Other suggestions have included publishing salaries within companies to remove suspicion, encouraging staff to speak out about gender discrimination and promoting mentorships for woman in tech to inspire them to consider these roles, and also support them throughout their careers. Readdressing benefits such as working from home and flexible hours are also factors in attracting women into the industry. It would also help if companies took the lead and actively aimed to employ a more appropriate percentage of women in their company.
Breaking the bias
Of course, not all companies have obstacles in the way for women and indeed there are some fantastic companies that have provided excellent experiences for women. Whether it’s down to forward-thinking businesses or confident females working within those industries, it’s definitely a step in the right direction.

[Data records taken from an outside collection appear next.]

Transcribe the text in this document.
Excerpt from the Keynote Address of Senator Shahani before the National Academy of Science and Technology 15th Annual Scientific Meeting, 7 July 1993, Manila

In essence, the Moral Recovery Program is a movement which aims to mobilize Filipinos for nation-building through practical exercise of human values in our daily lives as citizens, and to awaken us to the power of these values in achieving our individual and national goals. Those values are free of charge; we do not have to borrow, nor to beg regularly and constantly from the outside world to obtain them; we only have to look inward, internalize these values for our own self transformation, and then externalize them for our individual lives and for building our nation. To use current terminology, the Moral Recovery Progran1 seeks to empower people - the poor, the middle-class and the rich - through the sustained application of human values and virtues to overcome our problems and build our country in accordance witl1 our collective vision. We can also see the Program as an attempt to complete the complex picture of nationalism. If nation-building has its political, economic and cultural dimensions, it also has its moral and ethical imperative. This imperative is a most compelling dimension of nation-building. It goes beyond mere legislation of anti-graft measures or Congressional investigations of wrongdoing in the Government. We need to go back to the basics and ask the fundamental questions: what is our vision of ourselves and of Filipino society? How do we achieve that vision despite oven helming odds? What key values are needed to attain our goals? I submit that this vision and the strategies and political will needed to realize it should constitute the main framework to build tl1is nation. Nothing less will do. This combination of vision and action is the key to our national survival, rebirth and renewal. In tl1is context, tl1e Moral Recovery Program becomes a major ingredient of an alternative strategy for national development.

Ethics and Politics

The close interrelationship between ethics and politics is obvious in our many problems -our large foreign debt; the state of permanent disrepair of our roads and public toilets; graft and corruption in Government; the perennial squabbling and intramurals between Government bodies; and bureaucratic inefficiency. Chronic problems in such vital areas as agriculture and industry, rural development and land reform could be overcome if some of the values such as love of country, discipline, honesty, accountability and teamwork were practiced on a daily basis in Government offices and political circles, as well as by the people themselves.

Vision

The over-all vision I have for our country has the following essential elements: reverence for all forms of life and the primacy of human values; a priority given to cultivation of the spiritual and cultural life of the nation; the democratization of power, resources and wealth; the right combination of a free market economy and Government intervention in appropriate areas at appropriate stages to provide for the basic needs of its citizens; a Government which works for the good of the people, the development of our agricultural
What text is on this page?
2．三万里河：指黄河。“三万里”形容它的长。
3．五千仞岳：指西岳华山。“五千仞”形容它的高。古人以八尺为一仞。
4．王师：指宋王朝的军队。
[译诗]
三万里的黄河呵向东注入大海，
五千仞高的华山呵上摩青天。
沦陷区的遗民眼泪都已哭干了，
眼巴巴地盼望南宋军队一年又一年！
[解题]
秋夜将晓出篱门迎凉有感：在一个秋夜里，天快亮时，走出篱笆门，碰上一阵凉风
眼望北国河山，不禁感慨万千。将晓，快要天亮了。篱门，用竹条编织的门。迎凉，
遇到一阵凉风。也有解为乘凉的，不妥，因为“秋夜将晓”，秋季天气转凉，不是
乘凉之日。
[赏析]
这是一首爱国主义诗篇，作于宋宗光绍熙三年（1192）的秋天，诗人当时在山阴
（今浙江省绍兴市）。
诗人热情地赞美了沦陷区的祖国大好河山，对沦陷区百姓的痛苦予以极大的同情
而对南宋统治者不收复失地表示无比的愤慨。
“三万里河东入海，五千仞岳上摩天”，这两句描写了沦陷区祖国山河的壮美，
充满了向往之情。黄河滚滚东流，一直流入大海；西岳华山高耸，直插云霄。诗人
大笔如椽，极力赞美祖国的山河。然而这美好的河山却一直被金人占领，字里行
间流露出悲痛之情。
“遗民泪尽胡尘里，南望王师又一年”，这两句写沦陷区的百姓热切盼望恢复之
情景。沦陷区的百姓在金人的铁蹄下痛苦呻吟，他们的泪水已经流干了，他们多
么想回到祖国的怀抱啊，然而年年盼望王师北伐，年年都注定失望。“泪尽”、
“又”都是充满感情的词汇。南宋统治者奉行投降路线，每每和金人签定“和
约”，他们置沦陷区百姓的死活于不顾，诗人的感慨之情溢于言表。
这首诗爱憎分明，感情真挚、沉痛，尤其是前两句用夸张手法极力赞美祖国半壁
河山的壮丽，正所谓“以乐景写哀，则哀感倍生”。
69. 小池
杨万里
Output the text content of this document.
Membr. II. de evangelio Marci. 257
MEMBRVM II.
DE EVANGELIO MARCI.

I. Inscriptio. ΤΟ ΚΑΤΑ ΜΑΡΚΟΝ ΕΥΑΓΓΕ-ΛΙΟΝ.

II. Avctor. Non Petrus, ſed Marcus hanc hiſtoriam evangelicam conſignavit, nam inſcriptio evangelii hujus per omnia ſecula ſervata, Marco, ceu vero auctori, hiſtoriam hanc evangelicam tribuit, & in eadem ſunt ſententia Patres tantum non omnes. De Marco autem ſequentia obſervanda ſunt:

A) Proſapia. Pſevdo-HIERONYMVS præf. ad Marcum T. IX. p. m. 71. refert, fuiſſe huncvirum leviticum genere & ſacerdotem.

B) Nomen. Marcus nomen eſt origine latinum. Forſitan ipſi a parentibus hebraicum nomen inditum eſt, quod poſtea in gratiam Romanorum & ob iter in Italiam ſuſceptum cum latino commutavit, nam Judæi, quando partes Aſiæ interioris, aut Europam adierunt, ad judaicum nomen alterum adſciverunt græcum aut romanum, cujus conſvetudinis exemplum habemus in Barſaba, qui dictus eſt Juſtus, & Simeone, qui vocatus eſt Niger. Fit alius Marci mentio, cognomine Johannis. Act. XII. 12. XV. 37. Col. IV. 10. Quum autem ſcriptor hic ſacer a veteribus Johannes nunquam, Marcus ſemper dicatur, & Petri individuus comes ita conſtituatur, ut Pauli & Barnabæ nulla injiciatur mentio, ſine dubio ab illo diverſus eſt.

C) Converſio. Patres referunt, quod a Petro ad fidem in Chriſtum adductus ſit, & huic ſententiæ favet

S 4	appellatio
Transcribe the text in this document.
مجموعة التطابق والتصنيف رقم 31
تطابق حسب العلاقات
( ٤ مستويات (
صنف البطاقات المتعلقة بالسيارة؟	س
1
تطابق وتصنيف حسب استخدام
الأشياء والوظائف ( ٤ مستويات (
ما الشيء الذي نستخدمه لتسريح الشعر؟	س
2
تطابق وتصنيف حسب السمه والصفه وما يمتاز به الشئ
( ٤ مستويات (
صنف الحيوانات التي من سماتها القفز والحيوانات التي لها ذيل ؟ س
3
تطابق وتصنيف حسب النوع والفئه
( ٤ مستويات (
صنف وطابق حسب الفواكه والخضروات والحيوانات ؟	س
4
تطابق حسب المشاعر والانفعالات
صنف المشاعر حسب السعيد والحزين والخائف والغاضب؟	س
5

Diversity is good for everyone, research by Gartner shows that companies with higher levels of equal representation are more profitable and companies with at least one woman on the board of directors outperform those without any women by 26%.
I want my children to grow up in a world where each and every single woman has a voice and is treated fairly. Over a hundred years ago, women took to the streets to protest the right to vote, ask for shorter working hours and better pay, and in 1918 women gained the right to vote in the UK although, 37yrs before that, women who owned property in the Isle of Man were given the right to vote.
More than 100 years later, progress has been made, in terms of equality, but there is still a long way to go, particularly in professional jobs and salaries, and until there is a significant improvement, women around the globe will use their voices to be heard. Perhaps if women hadn’t been side-lined in computing all those years ago and had continued to play a big part and develop their careers, the gap in technology would be very different today.